Saturday, February 28, 2015

Oliphant Lockwood Hubbard (1880-1968)

Portrait courtesy of the Houston Area Digital Archives website.

  This dapper looking gent is one Oliphant Lockwood Hubbard, who, during a long life that extended nearly nine decades, rose to become a leading public figure in Independence Heights, Texas, a city which can justly lay claim to being the "first African American municipality in Texas." A principal and teacher at the Independence Heights School, Hubbard was elected as the second mayor of that city in 1919 and would serve two terms in that post.
   Born on June 3, 1880 in Walker County, Texas, Oliphant L. Hubbard was one of fourteen children born to Lewis and Victoria Smith Hubbard. Following the completion of his high school education, Hubbard enrolled at the Prairie View State Normal and Industrial College, graduating in the class of 1909. Having attained his "teacher's certificate in primary education" Hubbard married to Ms. Ella Kyle shortly after his graduation, and the couple would have four children, including Garland F. (1914-1988) and Vivian Hubbard Seals (1917-2008). 
   The early 1910s saw both Hubbard and his wife teaching in a number of rural communities in East Texas.
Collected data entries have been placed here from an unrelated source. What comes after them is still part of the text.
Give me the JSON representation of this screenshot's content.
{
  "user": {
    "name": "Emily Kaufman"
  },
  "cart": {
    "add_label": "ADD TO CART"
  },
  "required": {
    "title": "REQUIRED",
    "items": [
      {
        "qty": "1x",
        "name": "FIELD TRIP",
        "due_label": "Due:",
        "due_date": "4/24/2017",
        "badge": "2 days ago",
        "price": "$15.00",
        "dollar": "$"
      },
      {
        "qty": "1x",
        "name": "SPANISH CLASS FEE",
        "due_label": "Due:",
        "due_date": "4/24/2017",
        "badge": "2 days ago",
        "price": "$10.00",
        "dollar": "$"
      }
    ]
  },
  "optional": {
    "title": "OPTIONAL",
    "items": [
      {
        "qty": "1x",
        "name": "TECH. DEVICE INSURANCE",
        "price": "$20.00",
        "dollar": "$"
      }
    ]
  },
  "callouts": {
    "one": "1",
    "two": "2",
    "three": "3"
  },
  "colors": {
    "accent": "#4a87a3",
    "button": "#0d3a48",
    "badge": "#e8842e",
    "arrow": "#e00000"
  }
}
Due to "depressed conditions and low pay"the couple left that area and by 1911 had settled in Independence Heights, then a young satellite community of Houston that consisted of predominantly African-American families. In that year Hubbard took on the position of "first teacher and principal" of the Independence Heights School, and in January 1915 saw Independence Heights become an incorporated city of several hundred residents.
   Four years after the city's incorporation Hubbard ran for and was elected as Mayor of Independence Heights, becoming the second man to occupy that post. After taking the oath as Mayor on June 19th, 1919 he gave a brief address which was highlighted in the Houston Informer several days afterward. In this address, Hubbard made note that:
"I have, with the majority of our citizenship, undergone some very unpleasant hardships to dislodge those who had taken charge of our city's affairs by willfully breaking the statutes of Texas, and usurpation, but as I take office I realize I am as much their servant as I am my staunchest supporters.... So let us all try and build up a city that every person who lives here or may come will feel proud of it."
    Hubbard would serve two terms in office (1919-1923) and during his tenure, a number of civic improvements were made to the burgeoning city, including  wood planked sidewalks, "water and sewage service", "limited public transportation" electric lighting and phone service and "shelled streets." Despite these various advances, Hubbard's time as mayor didn't always go smoothly. The Houston Ku Klux Klan would make their presence known in Independence Heights on more than one occasion and even threatened Hubbard and his family. Due to these threats, Hubbard would sometimes utilize a loaded 30-30 shotgun to persuade unwanted visitors to think otherwise when it came to intimidation!
   While his service as Mayor remains an important part of Hubbard's life story, his life after leaving office is also of note. He would deal in real estate and insurance beginning in the early 1920s and later removed with his family to Tyler, Texas, where he aided other black families in proving " they had clear title to land so that they could sell oil leases." O.L. Hubbard would remove back to Houston sometime in the early 1960s, dying there on February 12, 1968, a few months before his 88th birthday. He was later interred at the Golden Gate Cemetery in Houston.